II - Ce que nous savons sur le Sahara atlantique durant le premier millénaire

Au 3ème siècle, le recours au chameau comme moyen de transport par les tribus amazigh de Znata et Senhaja reparties dans la partie occidentale de grand Sahara, était l’événement majeur dans l’histoire de la région.

Nul doute que ce recours à grande échelle a eu un grand impact sur l’organisation des flux commerciaux entre les deux rives du Sahara durant les six premiers siècles.

La situation qui prévalait, nécessitait de toute évidence une certaine organisation politique à même de sauvegarder la sécurité des hommes et du commerce auquel ils s’adonnent, ce qui a incité les chefs des tribus senhaja à s’inscrire dans cette même dynamique.

C’est ainsi qu’est apparu le système des alliances politiques tribales, tel qu’il a été évoqué par Al-Bekri, Ibn Abi-Zaraa, Ibn Aadari, Ibn Samak Al-Aamili, et bien d’autres7.

Il est probable que les défis majeurs qu’imposent la nature et le climat du Sahara, ont pesé de tout leur poids sur le système des alliances politiques tribales qui a connu, par conséquent, de nombreux développements dont nous ne savons que très peu de choses.

En la matière, les données dont nous disposons sont pauvres ou dépourvues de toute consistance, nous conduisant à conclure que ces développements variaient entre l’échec chronique et la réussite furtive.

Il apparaît que la propagation de la Daawa islamique au sein des tribus Senhaja au cours du troisième siècle de l’hégire, a donné lieu à des circonstances propices à une telle unité politique.

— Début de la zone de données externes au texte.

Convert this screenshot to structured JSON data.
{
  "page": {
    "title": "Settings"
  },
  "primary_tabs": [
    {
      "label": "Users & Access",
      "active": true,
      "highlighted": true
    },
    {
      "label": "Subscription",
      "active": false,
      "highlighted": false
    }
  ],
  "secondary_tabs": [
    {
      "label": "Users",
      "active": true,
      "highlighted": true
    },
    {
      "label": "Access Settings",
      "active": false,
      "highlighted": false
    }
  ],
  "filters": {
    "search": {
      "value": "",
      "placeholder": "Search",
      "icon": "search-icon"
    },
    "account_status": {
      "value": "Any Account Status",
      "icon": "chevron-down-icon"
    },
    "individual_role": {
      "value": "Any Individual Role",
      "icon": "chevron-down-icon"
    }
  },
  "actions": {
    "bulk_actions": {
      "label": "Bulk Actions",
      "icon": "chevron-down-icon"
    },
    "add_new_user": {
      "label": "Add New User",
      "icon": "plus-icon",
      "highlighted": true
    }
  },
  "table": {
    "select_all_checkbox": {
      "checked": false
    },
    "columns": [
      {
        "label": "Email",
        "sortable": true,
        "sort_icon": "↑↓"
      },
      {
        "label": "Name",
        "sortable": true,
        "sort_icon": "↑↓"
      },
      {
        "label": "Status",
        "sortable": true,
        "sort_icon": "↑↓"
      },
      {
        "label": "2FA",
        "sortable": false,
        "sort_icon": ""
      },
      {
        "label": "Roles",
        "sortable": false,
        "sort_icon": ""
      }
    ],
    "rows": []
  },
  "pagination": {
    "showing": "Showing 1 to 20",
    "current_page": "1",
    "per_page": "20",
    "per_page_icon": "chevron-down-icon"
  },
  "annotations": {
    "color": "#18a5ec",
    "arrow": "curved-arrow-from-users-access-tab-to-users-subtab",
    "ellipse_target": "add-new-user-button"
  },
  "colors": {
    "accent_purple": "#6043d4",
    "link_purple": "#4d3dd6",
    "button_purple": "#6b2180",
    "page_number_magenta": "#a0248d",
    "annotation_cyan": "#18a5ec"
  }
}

Elles n’étaient cependant pas suffisantes pour venir à bout du caractère nuisible des conditions qui brident l’activité humaine, et qui sont inhérentes à l’austérité de la nature du Sahara.

Il semble bien que les développements que connaîtra le mouvement Almoravide, issu du troisième bloc senhaji, témoignent de ce que nous présumons8.

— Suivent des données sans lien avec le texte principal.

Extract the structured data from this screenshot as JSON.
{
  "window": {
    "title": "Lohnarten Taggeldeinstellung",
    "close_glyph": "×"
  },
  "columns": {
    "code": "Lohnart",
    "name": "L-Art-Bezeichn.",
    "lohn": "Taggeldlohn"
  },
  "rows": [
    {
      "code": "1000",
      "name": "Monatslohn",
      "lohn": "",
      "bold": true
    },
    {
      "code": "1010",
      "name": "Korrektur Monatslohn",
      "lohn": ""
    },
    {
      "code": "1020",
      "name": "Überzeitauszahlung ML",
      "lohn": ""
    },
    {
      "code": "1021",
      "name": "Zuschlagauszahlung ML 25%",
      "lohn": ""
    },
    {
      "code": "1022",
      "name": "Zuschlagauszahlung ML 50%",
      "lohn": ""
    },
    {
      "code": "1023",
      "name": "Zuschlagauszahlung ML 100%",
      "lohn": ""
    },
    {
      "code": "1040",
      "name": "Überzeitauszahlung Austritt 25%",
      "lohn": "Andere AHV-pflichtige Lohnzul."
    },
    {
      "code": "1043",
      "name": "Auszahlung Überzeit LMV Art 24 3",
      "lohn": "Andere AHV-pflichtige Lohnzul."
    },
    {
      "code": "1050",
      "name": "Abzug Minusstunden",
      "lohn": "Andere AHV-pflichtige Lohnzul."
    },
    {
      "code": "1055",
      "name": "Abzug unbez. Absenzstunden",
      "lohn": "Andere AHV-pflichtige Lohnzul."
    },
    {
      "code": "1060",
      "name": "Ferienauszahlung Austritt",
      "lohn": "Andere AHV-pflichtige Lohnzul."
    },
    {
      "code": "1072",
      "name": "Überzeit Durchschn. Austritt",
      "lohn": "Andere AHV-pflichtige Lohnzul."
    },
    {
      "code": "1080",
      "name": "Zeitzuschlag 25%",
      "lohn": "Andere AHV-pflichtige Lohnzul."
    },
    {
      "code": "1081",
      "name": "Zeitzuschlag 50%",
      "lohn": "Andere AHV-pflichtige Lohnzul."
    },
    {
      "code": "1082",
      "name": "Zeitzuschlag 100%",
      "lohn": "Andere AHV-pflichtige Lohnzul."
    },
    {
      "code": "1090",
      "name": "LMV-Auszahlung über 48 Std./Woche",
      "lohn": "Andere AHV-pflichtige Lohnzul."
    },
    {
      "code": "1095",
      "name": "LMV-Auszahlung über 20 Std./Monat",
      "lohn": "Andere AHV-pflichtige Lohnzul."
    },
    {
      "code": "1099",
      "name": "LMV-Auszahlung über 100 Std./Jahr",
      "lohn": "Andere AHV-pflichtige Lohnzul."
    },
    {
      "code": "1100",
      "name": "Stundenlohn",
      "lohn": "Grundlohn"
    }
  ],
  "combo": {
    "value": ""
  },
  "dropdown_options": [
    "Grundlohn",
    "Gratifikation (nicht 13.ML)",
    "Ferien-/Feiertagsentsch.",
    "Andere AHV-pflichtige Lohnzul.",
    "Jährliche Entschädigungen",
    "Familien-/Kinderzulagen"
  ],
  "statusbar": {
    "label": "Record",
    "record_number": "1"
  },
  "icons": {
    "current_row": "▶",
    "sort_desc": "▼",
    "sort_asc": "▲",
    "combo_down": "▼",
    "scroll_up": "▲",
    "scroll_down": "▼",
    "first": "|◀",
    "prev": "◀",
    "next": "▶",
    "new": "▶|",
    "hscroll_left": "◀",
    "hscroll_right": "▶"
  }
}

III - Le Sahara atlantique : de Abdellah Ibn Yassine à Nasser Eddine.

Au début du second millénaire, le deuxième bloc Senhaji était en état de déliquescence, mais la direction Senhajie était consciente de la nécessité d’une organisation politique pour pouvoir profiter des revenus du commerce saharien entrepris par caravanes, et pour être en phase avec les développements importants que connaît le commerce à l’époque.

C’est ainsi qu’ils ont pu rebondir pour la troisième fois avec un socle religieux solide, pour constituer un bloc regroupant la quasi-totalité des tribus Senhaja, et pour réunir les moyens devant leur permettre d’atteindre leur objectif.

Pour ce faire, ils ont fait appel a un Fquih du Souss en l’an 1039, en l’occurrence Abdellah Ibn Yassine Al-Jazouli, disciple de Ouajaj Ben Zellou Lamti, cheikh de Ribat Nfiss.

Cette donnée historique témoigne de la symbiose tribale, religieuse et spirituelle entre l’espace saharien et ses prolongements marocains avec le Souss. Il en va de même pour les orientations qui étaient à la base des tendances politiques et religieuses de l’Imam Abdellah Ibn Yassine après le succès de ses prédications, et la naissance du mouvement Almoravide, qui nous indiquent l’ampleur des liens organiques et vitaux sur plusieurs plans entre ces deux espaces (Sahara et Souss).